You can check out other use cases highlighted in the graphic below:

Examples of operational use cases for data (source: Census blog)

The Reverse ETL Landscape

Reverse ETL tools are vying to fill this gap, and 2021 saw multiple Reverse ETL vendors such as Census and Hightouch announce sizable funding rounds.

Reverse ETL Landscape (source: Memory Leak Medium Blog)

We have also seen BI platforms like Looker, Integration Platform (iPaaS) vendors like Workato and tray.io, as well as Customer Data Platforms (CDPs) like rudderstack jump on this bandwagon to help power operations with data. Even vendors like Airbyte who have primarily played in the ELT space now have Reverse ETL as part of their roadmap.

Unaddressed Gaps

While they are great steps in the right direction, there’re still pieces missing.

Unlike data analysts, operational teams aren’t in the business of wading through data. A Digital Marketer is trying to generate more MQLs and SQLs, and data is simply the means to getting there. Similarly, back office teams are trying to execute on specific business workflows, and while data can help, more data doesn’t necessarily help them.
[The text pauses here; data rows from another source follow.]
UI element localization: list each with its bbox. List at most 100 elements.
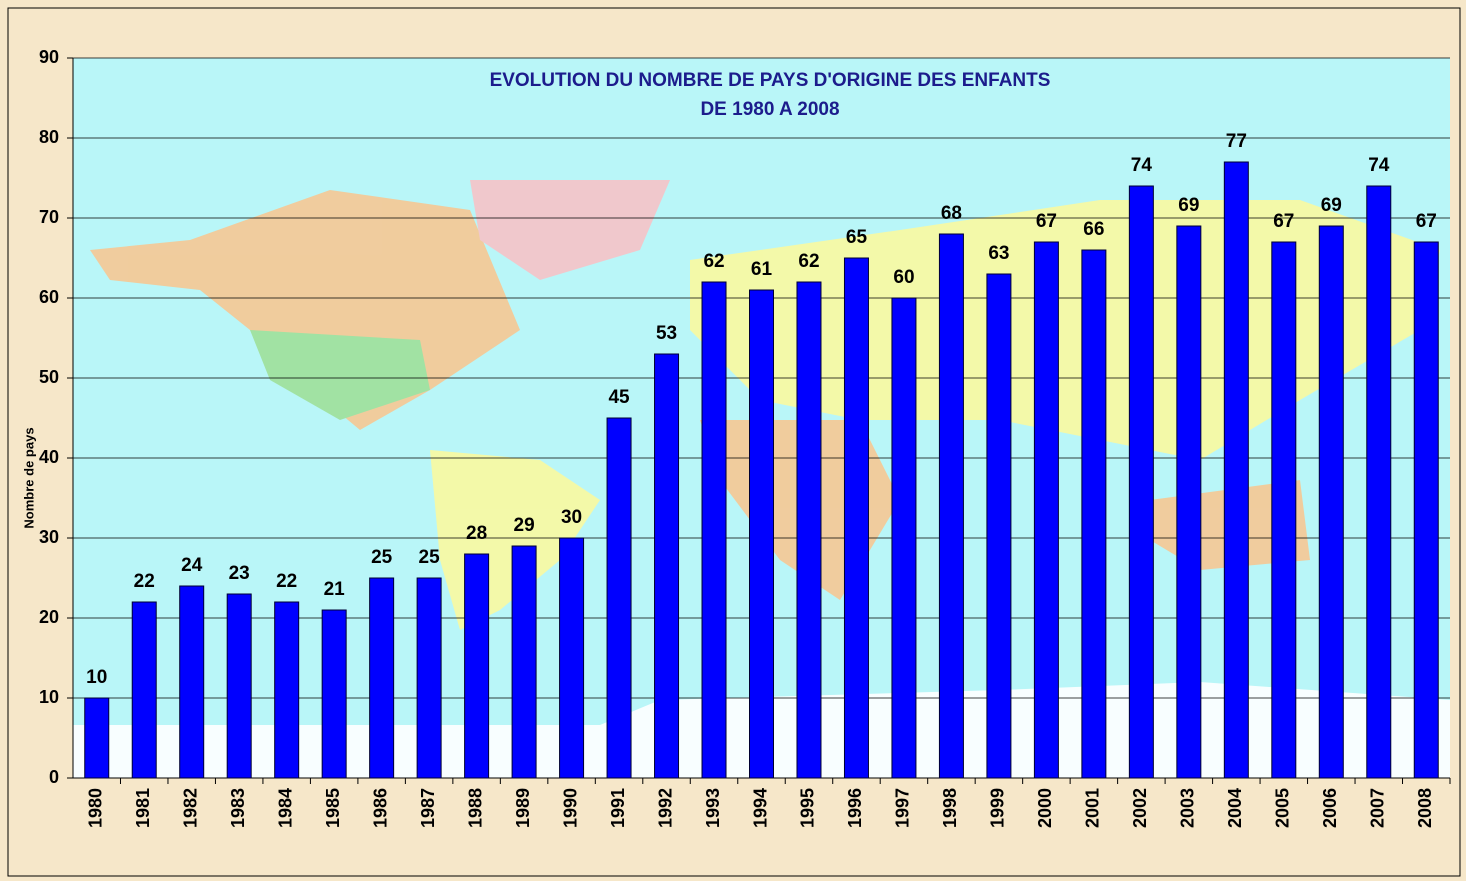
- y-tick-label: 80: [39, 127, 59, 147]
- x-tick-label: 2006: [1320, 788, 1340, 828]
- data-label: 29: [514, 515, 535, 536]
- land: [250, 330, 430, 420]
- x-tick-label: 1992: [655, 788, 675, 828]
- x-tick-label: 1984: [275, 788, 295, 828]
- bar: [986, 273, 1012, 779]
- x-tick-label: 1987: [418, 788, 438, 828]
- bar: [511, 545, 537, 779]
- land: [470, 180, 670, 280]
- data-label: 10: [86, 667, 107, 688]
- bar: [1128, 185, 1154, 779]
- data-label: 62: [703, 251, 724, 272]
- data-label: 67: [1036, 211, 1057, 232]
- bar: [1413, 241, 1439, 779]
- x-tick-label: 1993: [703, 788, 723, 828]
- x-tick-label: 1999: [988, 788, 1008, 828]
- bar: [274, 601, 300, 779]
- bar: [131, 601, 157, 779]
- data-label: 69: [1178, 195, 1199, 216]
- y-tick-label: 60: [39, 287, 59, 307]
- bar: [749, 289, 774, 779]
- y-tick-label: 40: [39, 447, 59, 467]
- x-tick-label: 1985: [323, 788, 343, 828]
- data-label: 24: [181, 555, 203, 576]
- y-tick-label: 10: [39, 687, 59, 707]
- data-label: 53: [656, 323, 677, 344]
- data-label: 22: [134, 571, 155, 592]
- data-label: 67: [1416, 211, 1437, 232]
- x-tick-label: 1982: [180, 788, 200, 828]
- data-label: 67: [1273, 211, 1294, 232]
- data-label: 23: [229, 563, 250, 584]
- x-tick-label: 1994: [750, 788, 770, 828]
- bar: [938, 233, 964, 779]
- bar: [891, 297, 917, 779]
- data-label: 74: [1131, 155, 1153, 176]
- chart-title: EVOLUTION DU NOMBRE DE PAYS D'ORIGINE DE…: [490, 70, 1051, 91]
- x-tick-label: 1997: [893, 788, 913, 828]
- data-label: 25: [371, 547, 393, 568]
- x-tick-label: 1981: [133, 788, 153, 828]
- bar: [1033, 241, 1059, 779]
- x-tick-label: 1989: [513, 788, 533, 828]
- data-label: 22: [276, 571, 297, 592]
- bar: [464, 553, 490, 779]
- bar: [1271, 241, 1297, 779]
- bar: [226, 593, 252, 779]
- data-label: 21: [324, 579, 346, 600]
- bar: [796, 281, 822, 779]
- bar: [1366, 185, 1392, 779]
- bar: [1081, 249, 1107, 779]
- x-tick-label: 2005: [1273, 788, 1293, 828]
- bar: [606, 417, 632, 779]
- y-tick-label: 90: [39, 47, 59, 67]
- bar: [1223, 161, 1249, 779]
- x-tick-label: 2004: [1225, 788, 1245, 828]
- data-label: 77: [1226, 131, 1247, 152]
- data-label: 63: [988, 243, 1009, 264]
- x-tick-label: 1980: [85, 788, 105, 828]
- x-tick-label: 1986: [370, 788, 390, 828]
- bar: [1176, 225, 1202, 779]
- bar: [654, 353, 680, 779]
- data-label: 28: [466, 523, 487, 544]
- data-label: 25: [419, 547, 441, 568]
- data-label: 45: [608, 387, 630, 408]
- bar: [1318, 225, 1344, 779]
- x-tick-label: 2000: [1035, 788, 1055, 828]
- x-tick-label: 1998: [940, 788, 960, 828]
- data-label: 61: [751, 259, 773, 280]
- x-tick-label: 2002: [1130, 788, 1150, 828]
- y-tick-label: 30: [39, 527, 59, 547]
- data-label: 74: [1368, 155, 1390, 176]
- data-label: 60: [893, 267, 914, 288]
- y-tick-label: 20: [39, 607, 59, 627]
- chart-subtitle: DE 1980 A 2008: [700, 99, 839, 120]
- data-label: 62: [798, 251, 819, 272]
- x-tick-label: 1983: [228, 788, 248, 828]
- y-axis-label: Nombre de pays: [21, 427, 36, 528]
- x-tick-label: 2008: [1415, 788, 1435, 828]
- x-tick-label: 1996: [845, 788, 865, 828]
- x-tick-label: 1988: [465, 788, 485, 828]
- bar: [84, 697, 110, 779]
- bar: [701, 281, 727, 779]
- y-tick-label: 0: [49, 767, 59, 787]
- bar: [179, 585, 205, 779]
- data-label: 65: [846, 227, 868, 248]
- y-tick-label: 50: [39, 367, 59, 387]
- data-label: 69: [1321, 195, 1342, 216]
- land: [690, 200, 1440, 460]
- data-label: 30: [561, 507, 582, 528]
- x-tick-label: 2007: [1368, 788, 1388, 828]
- bar: [843, 257, 869, 779]
- x-tick-label: 1991: [608, 788, 628, 828]
- x-tick-label: 2001: [1083, 788, 1103, 828]
- data-label: 68: [941, 203, 962, 224]
- data-label: 66: [1083, 219, 1104, 240]
- x-tick-label: 2003: [1178, 788, 1198, 828]
- y-tick-label: 70: [39, 207, 59, 227]
- bar: [369, 577, 395, 779]
- bar: [559, 537, 585, 779]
That workflow and decision automation layer becomes critical when trying to solve for operational use cases.

What Comes Next?

We expect the Reverse ETL landscape to evolve as they go deeper into specific operational workflows.

We are already seeing vendors starting to specialize on teams and use cases (eg: Reverse ETL for digital advertising). Hightouch Audiences for example has a workflow component baked in, and it clear that they’re targeting the traditional CDP market with a modern data stack approach.

Lots more yet to be done, but certainly feels like the right step in the direction of data-driven workflows.